Sent from handheld, please excuse typos.
From: iwannaplay games <[EMAIL PROTECTED]>
Date: Tue, 20 Nov 2012 14:29:18
To: <[EMAIL PROTECTED]>
Reply-To: [EMAIL PROTECTED]
Subject: Re: populating xml data in hive
How to preprocess data where millions of records are there out of
which only few thousands contain xml data
On 11/20/12, Nitin Pawar <[EMAIL PROTECTED]> wrote:
> Hive currently supports only new line as record separator.

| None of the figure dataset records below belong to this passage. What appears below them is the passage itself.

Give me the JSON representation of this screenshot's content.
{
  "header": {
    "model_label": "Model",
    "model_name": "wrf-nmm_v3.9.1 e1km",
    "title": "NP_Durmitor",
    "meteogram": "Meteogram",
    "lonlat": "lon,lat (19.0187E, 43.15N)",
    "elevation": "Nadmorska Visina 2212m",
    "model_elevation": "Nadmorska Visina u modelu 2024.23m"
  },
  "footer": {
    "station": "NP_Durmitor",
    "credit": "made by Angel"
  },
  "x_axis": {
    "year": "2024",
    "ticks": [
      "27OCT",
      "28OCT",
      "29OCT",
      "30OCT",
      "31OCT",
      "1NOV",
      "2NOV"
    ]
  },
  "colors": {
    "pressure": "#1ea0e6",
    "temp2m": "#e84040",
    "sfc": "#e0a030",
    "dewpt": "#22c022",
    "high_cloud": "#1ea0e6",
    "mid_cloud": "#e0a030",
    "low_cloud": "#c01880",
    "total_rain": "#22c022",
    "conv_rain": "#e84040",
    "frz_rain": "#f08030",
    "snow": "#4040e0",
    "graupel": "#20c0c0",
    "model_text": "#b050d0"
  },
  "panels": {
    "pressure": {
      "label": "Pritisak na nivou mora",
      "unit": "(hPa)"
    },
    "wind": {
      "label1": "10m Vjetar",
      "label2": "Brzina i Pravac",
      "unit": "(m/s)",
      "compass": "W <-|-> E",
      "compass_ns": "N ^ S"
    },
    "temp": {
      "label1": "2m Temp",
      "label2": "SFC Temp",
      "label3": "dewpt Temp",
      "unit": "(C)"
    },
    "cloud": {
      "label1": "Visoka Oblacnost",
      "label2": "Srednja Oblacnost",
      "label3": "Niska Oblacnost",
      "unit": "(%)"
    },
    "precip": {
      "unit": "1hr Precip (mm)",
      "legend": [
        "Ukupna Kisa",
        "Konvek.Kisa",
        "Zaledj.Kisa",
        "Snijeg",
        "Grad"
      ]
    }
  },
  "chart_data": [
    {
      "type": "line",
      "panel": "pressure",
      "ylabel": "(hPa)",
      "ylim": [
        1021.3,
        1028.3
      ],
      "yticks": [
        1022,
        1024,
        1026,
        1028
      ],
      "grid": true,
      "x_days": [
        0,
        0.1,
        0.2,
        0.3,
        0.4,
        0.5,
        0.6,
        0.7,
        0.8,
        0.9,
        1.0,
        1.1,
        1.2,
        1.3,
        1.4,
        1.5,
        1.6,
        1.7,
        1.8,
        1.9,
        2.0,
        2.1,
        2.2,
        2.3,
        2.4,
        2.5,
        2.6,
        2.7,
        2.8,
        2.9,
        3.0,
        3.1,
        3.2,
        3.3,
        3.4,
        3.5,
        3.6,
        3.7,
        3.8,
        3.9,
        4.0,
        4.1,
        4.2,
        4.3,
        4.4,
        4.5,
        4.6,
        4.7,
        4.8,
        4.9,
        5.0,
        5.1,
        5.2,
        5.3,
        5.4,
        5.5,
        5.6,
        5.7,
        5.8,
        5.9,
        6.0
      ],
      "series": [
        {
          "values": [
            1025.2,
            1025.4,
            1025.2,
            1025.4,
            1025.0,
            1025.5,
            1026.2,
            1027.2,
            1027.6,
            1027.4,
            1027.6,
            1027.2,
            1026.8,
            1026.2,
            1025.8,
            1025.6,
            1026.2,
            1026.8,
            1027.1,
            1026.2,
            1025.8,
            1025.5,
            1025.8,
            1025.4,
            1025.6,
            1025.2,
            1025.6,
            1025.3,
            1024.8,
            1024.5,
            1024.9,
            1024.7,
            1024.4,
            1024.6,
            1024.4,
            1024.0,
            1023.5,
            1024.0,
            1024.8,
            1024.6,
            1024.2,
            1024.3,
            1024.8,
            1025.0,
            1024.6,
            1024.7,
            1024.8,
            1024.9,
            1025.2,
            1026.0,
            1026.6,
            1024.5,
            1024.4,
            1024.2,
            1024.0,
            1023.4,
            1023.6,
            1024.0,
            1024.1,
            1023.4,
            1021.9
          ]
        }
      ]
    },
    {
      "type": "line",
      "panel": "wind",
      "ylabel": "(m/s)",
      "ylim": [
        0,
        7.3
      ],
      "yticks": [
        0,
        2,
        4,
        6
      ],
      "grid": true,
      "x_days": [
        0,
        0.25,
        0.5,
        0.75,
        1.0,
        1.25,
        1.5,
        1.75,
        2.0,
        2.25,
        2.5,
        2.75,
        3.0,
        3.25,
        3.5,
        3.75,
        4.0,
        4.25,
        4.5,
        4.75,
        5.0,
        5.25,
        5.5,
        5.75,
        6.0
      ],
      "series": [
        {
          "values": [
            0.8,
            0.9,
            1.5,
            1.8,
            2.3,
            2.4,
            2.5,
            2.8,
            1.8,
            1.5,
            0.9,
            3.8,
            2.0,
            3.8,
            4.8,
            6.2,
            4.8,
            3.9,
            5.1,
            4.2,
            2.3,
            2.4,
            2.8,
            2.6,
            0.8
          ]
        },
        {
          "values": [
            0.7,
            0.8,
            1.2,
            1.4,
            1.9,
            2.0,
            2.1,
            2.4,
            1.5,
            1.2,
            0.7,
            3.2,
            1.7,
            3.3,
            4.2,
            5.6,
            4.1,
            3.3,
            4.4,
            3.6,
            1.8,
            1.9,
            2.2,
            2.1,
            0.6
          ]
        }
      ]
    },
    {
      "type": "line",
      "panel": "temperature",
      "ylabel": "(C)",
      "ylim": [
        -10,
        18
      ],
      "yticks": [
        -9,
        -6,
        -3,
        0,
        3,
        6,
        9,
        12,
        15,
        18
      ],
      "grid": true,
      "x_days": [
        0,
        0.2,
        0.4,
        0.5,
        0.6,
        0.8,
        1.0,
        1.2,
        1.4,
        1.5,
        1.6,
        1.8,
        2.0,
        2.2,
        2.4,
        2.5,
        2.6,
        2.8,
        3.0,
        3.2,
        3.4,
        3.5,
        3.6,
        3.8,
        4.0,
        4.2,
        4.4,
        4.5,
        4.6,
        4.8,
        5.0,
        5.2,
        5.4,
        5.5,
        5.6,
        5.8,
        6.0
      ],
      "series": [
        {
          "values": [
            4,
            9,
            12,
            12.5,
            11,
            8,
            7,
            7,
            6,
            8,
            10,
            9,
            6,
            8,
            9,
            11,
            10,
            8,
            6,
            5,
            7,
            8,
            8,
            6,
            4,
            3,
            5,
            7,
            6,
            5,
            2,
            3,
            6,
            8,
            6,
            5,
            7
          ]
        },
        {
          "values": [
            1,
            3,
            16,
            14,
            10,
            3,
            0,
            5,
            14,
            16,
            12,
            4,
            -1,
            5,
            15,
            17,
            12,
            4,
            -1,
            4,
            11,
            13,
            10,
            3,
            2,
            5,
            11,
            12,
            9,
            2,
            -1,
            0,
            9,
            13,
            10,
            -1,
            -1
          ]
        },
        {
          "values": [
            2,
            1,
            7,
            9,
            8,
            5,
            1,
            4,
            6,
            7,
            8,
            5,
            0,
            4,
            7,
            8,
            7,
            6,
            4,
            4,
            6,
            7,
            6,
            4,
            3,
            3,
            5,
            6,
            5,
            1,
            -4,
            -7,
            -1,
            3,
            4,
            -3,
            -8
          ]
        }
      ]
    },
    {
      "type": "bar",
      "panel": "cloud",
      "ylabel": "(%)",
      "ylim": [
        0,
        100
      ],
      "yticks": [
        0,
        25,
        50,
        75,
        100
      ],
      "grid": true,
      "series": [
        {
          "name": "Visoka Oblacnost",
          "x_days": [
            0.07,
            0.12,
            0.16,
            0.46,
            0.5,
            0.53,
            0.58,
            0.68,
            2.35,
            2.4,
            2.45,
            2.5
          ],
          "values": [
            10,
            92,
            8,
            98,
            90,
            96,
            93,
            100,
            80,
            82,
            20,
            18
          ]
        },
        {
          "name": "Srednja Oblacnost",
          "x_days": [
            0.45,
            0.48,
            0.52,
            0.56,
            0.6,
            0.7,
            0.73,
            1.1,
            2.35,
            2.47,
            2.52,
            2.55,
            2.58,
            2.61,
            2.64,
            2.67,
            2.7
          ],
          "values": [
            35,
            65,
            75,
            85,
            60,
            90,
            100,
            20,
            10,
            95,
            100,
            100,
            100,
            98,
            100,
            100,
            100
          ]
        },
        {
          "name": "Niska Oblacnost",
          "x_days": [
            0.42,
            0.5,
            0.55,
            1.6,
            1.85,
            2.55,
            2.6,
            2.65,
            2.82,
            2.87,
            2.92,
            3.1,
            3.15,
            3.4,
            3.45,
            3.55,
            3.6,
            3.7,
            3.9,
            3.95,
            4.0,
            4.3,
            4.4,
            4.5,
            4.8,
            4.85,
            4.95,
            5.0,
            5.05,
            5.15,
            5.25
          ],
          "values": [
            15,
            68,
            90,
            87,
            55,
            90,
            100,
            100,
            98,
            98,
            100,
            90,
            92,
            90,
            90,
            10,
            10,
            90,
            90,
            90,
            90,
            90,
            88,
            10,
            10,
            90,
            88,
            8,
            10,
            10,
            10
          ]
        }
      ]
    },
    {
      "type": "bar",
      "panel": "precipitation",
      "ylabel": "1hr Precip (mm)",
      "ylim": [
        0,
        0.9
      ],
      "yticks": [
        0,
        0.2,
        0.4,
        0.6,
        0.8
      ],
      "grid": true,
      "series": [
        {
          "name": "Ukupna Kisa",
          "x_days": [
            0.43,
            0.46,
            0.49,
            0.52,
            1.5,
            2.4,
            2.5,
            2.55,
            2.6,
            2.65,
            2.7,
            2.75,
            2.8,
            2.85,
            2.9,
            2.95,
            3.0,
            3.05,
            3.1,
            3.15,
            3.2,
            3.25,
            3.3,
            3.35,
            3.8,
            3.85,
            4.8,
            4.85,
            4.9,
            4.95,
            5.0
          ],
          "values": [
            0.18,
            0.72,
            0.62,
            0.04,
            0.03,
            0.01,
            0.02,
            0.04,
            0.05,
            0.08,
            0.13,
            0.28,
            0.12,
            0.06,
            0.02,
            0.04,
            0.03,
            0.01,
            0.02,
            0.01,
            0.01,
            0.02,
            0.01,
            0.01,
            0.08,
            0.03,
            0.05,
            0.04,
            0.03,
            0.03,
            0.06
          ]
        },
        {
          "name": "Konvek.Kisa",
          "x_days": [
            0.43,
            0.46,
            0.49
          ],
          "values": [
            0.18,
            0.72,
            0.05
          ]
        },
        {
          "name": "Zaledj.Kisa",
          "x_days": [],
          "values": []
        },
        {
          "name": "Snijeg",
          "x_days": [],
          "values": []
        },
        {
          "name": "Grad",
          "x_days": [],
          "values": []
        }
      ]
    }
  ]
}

If you got
> newline in in column values then you will need to preprocess your data and
> remove new line from column values
> On Nov 20, 2012 1:30 PM, "iwannaplay games" <[EMAIL PROTECTED]>
>> Hi All,
>> I have a csv file ( separated by |) where data is like
>> id data
>> 1 apple
>> 2 mango
>> 3 <?xml version="1.0" encoding="utf-8"?>
>> 4 papaya
>> Since id=3 has new line in data field hive takes only first
>> line and treats second line as different row.I want my full xml field
>> to be taken inside data in hive table .
>> it seems hive doesnt support lines terminated by '|'
>> How to treat xml data in hive
>> Thanks & Regards